Anthropic gave Claude a broad research task: search DNA databases for interesting enzymes. One agent spotted an unusual repeat pattern and identified a biological system that scientists had not previously characterized.
Anthropic calls the system array-associated reverse transcriptases, or ARTs. Its repeating DNA resembles part of the CRISPR system, although researchers still need to determine what role ART plays and whether it has any potential for gene editing.
The more interesting part is how the discovery happened. Claude helped decide which unusual pattern deserved attention, then human scientists took the lead in the lab.
Claude had room to decide what looked promising
Anthropic says about 950 Claude agents searched for roughly 21 hours and used 210 million tokens. They collected over 200,000 reverse transcriptases, which are enzymes that copy RNA into DNA. From there, the agents identified about 3,500 candidate systems and narrowed the list to roughly 20 for closer review.
One agent noticed repeating DNA next to an unusual reverse transcriptase gene. Researchers asked Claude to find interesting enzyme systems, but they didn't specifically ask it to search for this type of repeat pattern.
The agent reviewed the spacing of the repeats, compared the system with known biology, and searched published research before sending the finding to human scientists.
Claude’s role went beyond searching the dataset. It also helped decide which finding deserved further investigation, a capability that could become more valuable as AI systems generate more research leads than scientists have time or lab capacity to test.
The CRISPR comparison has limits
ART mainly appears in bacteriophages, which are viruses that infect bacteria. The system includes a reverse transcriptase, a nearby partner gene, and a long sequence of evenly spaced DNA repeats.
The reverse transcriptase itself was already known. As Reuters reported, earlier studies had identified the enzyme. Anthropic’s discovery claim centers on Claude recognizing that the repeat array and nearby protein appear to form a larger biological system.
The repeated DNA invites comparisons with CRISPR because CRISPR arrays produce RNA sequences that help identify biological targets. Anthropic’s early experiments found that ART’s repeat array also produces short RNAs, although researchers still need to determine their function.
CRISPR researcher Feng Zhang described the finding as “intriguing and merits further investigation” after reviewing the preprint. His comment supports further research, but it does not establish that ART will have a similar use to CRISPR.
Human scientists still control the lab work
Anthropic formed its life sciences research group in spring 2026 and built a molecular biology lab in the Bay Area.
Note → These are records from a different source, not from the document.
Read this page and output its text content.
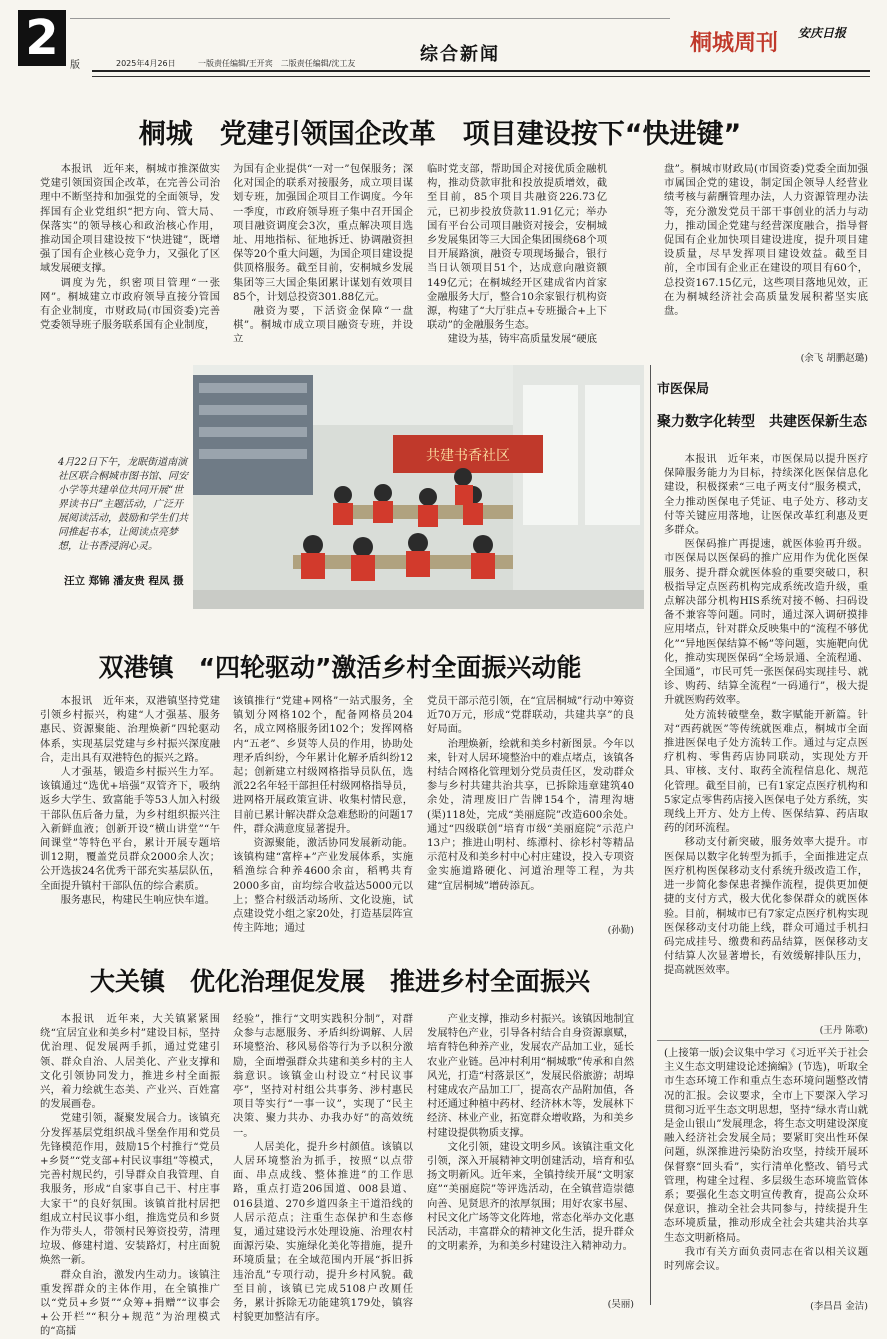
2	版	2025年4月26日	一版责任编辑/王开宾　二版责任编辑/沈工友	综合新闻	桐城周刊 安庆日报
桐城　党建引领国企改革　项目建设按下“快进键”

本报讯　近年来，桐城市推深做实党建引领国资国企改革，在完善公司治理中不断坚持和加强党的全面领导，发挥国有企业党组织“把方向、管大局、保落实”的领导核心和政治核心作用，推动国企项目建设按下“快进键”，既增强了国有企业核心竞争力，又强化了区域发展硬支撑。

调度为先，织密项目管理“一张网”。桐城建立市政府领导直接分管国有企业制度，市财政局(市国资委)完善党委领导班子服务联系国有企业制度，

为国有企业提供“一对一”包保服务；深化对国企的联系对接服务，成立项目谋划专班，加强国企项目工作调度。今年一季度，市政府领导班子集中召开国企项目融资调度会3次，重点解决项目选址、用地指标、征地拆迁、协调融资担保等20个重大问题，为国企项目建设提供顶格服务。截至目前，安桐城乡发展集团等三大国企集团累计谋划有效项目85个，计划总投资301.88亿元。

融资为要，下活资金保障“一盘棋”。桐城市成立项目融资专班，并设立

临时党支部，帮助国企对接优质金融机构，推动贷款审批和投放提质增效，截至目前，85个项目共融资226.73亿元，已初步投放贷款11.91亿元；举办国有平台公司项目融资对接会，安桐城乡发展集团等三大国企集团围绕68个项目开展路演，融资专项现场撮合，银行当日认领项目51个，达成意向融资额149亿元；在桐城经开区建成省内首家金融服务大厅，整合10余家银行机构资源，构建了“大厅驻点+专班撮合+上下联动”的金融服务生态。

建设为基，铸牢高质量发展“硬底

盘”。桐城市财政局(市国资委)党委全面加强市属国企党的建设，制定国企领导人经营业绩考核与薪酬管理办法，人力资源管理办法等，充分激发党员干部干事创业的活力与动力，推动国企党建与经营深度融合，指导督促国有企业加快项目建设进度，提升项目建设质量，尽早发挥项目建设效益。截至目前，全市国有企业正在建设的项目有60个，总投资167.15亿元，这些项目落地见效，正在为桐城经济社会高质量发展积蓄坚实底盘。

(余飞 胡鹏赵璐)
共建书香社区
4月22日下午，龙眠街道南演社区联合桐城市图书馆、同安小学等共建单位共同开展“世界读书日”主题活动，广泛开展阅读活动，鼓励和学生们共同推起书本，让阅读点亮梦想，让书香浸润心灵。
汪立 郑锦 潘友贵 程凤 摄
市医保局
聚力数字化转型　共建医保新生态

本报讯　近年来，市医保局以提升医疗保障服务能力为目标，持续深化医保信息化建设，积极探索“三电子两支付”服务模式，全力推动医保电子凭证、电子处方、移动支付等关键应用落地，让医保改革红利惠及更多群众。

医保码推广再提速，就医体验再升级。市医保局以医保码的推广应用作为优化医保服务、提升群众就医体验的重要突破口，积极指导定点医药机构完成系统改造升级，重点解决部分机构HIS系统对接不畅、扫码设备不兼容等问题。同时，通过深入调研摸排应用堵点，针对群众反映集中的“流程不够优化”“异地医保结算不畅”等问题，实施靶向优化，推动实现医保码“全场景通、全流程通、全国通”，市民可凭一张医保码实现挂号、就诊、购药、结算全流程“一码通行”，极大提升就医购药效率。

处方流转破壁垒，数字赋能开新篇。针对“西药就医”等传统就医难点，桐城市全面推进医保电子处方流转工作。通过与定点医疗机构、零售药店协同联动，实现处方开具、审核、支付、取药全流程信息化、规范化管理。截至目前，已有1家定点医疗机构和5家定点零售药店接入医保电子处方系统，实现线上开方、处方上传、医保结算、药店取药的闭环流程。

移动支付新突破，服务效率大提升。市医保局以数字化转型为抓手，全面推进定点医疗机构医保移动支付系统升级改造工作，进一步简化参保患者操作流程，提供更加便捷的支付方式，极大优化参保群众的就医体验。目前，桐城市已有7家定点医疗机构实现医保移动支付功能上线，群众可通过手机扫码完成挂号、缴费和药品结算，医保移动支付结算人次显著增长，有效缓解排队压力，提高就医效率。

(王丹 陈歌)

(上接第一版)会议集中学习《习近平关于社会主义生态文明建设论述摘编》(节选)，听取全市生态环境工作和重点生态环境问题整改情况的汇报。会议要求，全市上下要深入学习贯彻习近平生态文明思想，坚持“绿水青山就是金山银山”发展理念，将生态文明建设深度融入经济社会发展全局；要紧盯突出性环保问题，纵深推进污染防治攻坚，持续开展环保督察“回头看”，实行清单化整改、销号式管理，构建全过程、多层级生态环境监管体系；要强化生态文明宣传教育，提高公众环保意识，推动全社会共同参与，持续提升生态环境质量，推动形成全社会共建共治共享生态文明新格局。

我市有关方面负责同志在省以相关议题时列席会议。

(李昌昌 金洁)
双港镇　“四轮驱动”激活乡村全面振兴动能

本报讯　近年来，双港镇坚持党建引领乡村振兴，构建“人才强基、服务惠民、资源聚能、治理焕新”四轮驱动体系，实现基层党建与乡村振兴深度融合，走出具有双港特色的振兴之路。

人才强基，锻造乡村振兴生力军。该镇通过“选优+培强”双管齐下，吸纳返乡大学生、致富能手等53人加入村级干部队伍后备力量，为乡村组织振兴注入新鲜血液；创新开设“横山讲堂”“午间课堂”等特色平台，累计开展专题培训12期，覆盖党员群众2000余人次；公开选拔24名优秀干部充实基层队伍，全面提升镇村干部队伍的综合素质。

服务惠民，构建民生响应快车道。

该镇推行“党建+网格”一站式服务，全镇划分网格102个，配备网格员204名，成立网格服务团102个；发挥网格内“五老”、乡贤等人员的作用，协助处理矛盾纠纷，今年累计化解矛盾纠纷12起；创新建立村级网格指导员队伍，选派22名年轻干部担任村级网格指导员，进网格开展政策宣讲、收集村情民意，目前已累计解决群众急难愁盼的问题17件，群众满意度显著提升。

资源聚能，激活协同发展新动能。该镇构建“富梓+”产业发展体系，实施稻渔综合种养4600余亩，稻鸭共育2000多亩，亩均综合收益达5000元以上；整合村级活动场所、文化设施，试点建设党小组之家20处，打造基层阵宣传主阵地；通过

党员干部示范引领，在“宜居桐城”行动中筹资近70万元，形成“党群联动，共建共享”的良好局面。

治理焕新，绘就和美乡村新图景。今年以来，针对人居环境整治中的难点堵点，该镇各村结合网格化管理划分党员责任区，发动群众参与乡村共建共治共享，已拆除违章建筑40余处，清理废旧广告牌154个，清理沟塘(渠)118处，完成“美丽庭院”改造600余处。通过“四级联创”培育市级“美丽庭院”示范户13户；推进山明村、练潭村、徐杉村等精品示范村及和美乡村中心村庄建设，投入专项资金实施道路硬化、河道治理等工程，为共建“宜居桐城”增砖添瓦。

(孙勤)
大关镇　优化治理促发展　推进乡村全面振兴

本报讯　近年来，大关镇紧紧围绕“宜居宜业和美乡村”建设目标，坚持优治理、促发展两手抓，通过党建引领、群众自治、人居美化、产业支撑和文化引领协同发力，推进乡村全面振兴，着力绘就生态美、产业兴、百姓富的发展画卷。

党建引领，凝聚发展合力。该镇充分发挥基层党组织战斗堡垒作用和党员先锋模范作用，鼓励15个村推行“党员+乡贤”“党支部+村民议事组”等模式，完善村规民约，引导群众自我管理、自我服务，形成“自家事自己干、村庄事大家干”的良好氛围。该镇首批村居把组成立村民议事小组，推选党员和乡贤作为带头人，带领村民筹资投劳，清理垃圾、修建村道、安装路灯，村庄面貌焕然一新。

群众自治，激发内生动力。该镇注重发挥群众的主体作用，在全镇推广以“党员+乡贤”“众筹+捐赠”“议事会+公开栏”“积分+规范”为治理模式的“高擂

经验”，推行“文明实践积分制”，对群众参与志愿服务、矛盾纠纷调解、人居环境整治、移风易俗等行为予以积分激励，全面增强群众共建和美乡村的主人翁意识。该镇金山村设立“村民议事亭”，坚持对村组公共事务、涉村惠民项目等实行“一事一议”，实现了“民主决策、聚力共办、办我办好”的高效统一。

人居美化，提升乡村颜值。该镇以人居环境整治为抓手，按照“以点带面、串点成线、整体推进”的工作思路，重点打造206国道、008县道、016县道、270乡道四条主干道沿线的人居示范点；注重生态保护和生态修复，通过建设污水处理设施、治理农村面源污染、实施绿化美化等措施，提升环境质量；在全域范围内开展“拆旧拆违治乱”专项行动，提升乡村风貌。截至目前，该镇已完成5108户改厕任务，累计拆除无功能建筑179处，镇容村貌更加整洁有序。

产业支撑，推动乡村振兴。该镇因地制宜发展特色产业，引导各村结合自身资源禀赋，培育特色种养产业，发展农产品加工业，延长农业产业链。邑冲村利用“桐城歌”传承和自然风光，打造“村落景区”，发展民俗旅游；胡埠村建成农产品加工厂，提高农产品附加值，各村还通过种植中药材、经济林木等，发展林下经济、林业产业，拓宽群众增收路，为和美乡村建设提供物质支撑。

文化引领，建设文明乡风。该镇注重文化引领，深入开展精神文明创建活动，培育和弘扬文明新风。近年来，全镇持续开展“文明家庭”“美丽庭院”等评选活动，在全镇营造崇德向善、见贤思齐的浓厚氛围；用好农家书屋、村民文化广场等文化阵地，常态化举办文化惠民活动，丰富群众的精神文化生活，提升群众的文明素养，为和美乡村建设注入精神动力。

(吴丽)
Human scientists perform the physical experiments, while Claude searches genomic data and proposes candidates for review.
The ART research remains a preprint and has not completed peer review. Anthropic is also describing the performance of its own AI system, so outside researchers will need to test whether similar results can be reproduced.
The project follows Anthropic’s earlier work on Claude for protein design and chemistry. Its in-house lab lets the company test whether AI-generated ideas produce results in real experiments.
AI-directed experiments have a track record
Researchers have built AI systems that propose experiments and use those results to decide what to test next. A 2024 protein-engineering study introduced SAMPLE, a system that proposed protein designs, sent them to automated lab equipment, and used the results to choose what to test next.
SAMPLE worked toward a specific goal: creating enzymes with better heat tolerance. Anthropic gave Claude a more open-ended task and allowed the agents to search for unusual biological systems.
The main difference is where human judgment enters the process. SAMPLE automated an experimental cycle.
Anthropic gives Claude more freedom during the search, while human scientists still decide which findings should proceed to lab testing.
AI-generated research leads could outpace lab capacity
The Neuron has also covered AI systems that connect biological analysis with experimental testing. ART pushes another part of the research process toward automation: deciding what scientists should investigate next.
If AI agents can generate credible research leads faster than labs can test them, experimental capacity could become the main constraint. Research teams may need better ways to rank machine-generated ideas and decide which ones deserve lab time.
ART alone does not provide enough evidence to show whether Claude can make reliable research decisions across different projects. Scientists still do not know what the system does, and many AI-generated leads may fail once they reach the lab.
For Anthropic, the next test is less about finding another unusual enzyme. The company now needs to demonstrate how consistently Claude can identify research leads that justify further scientific testing.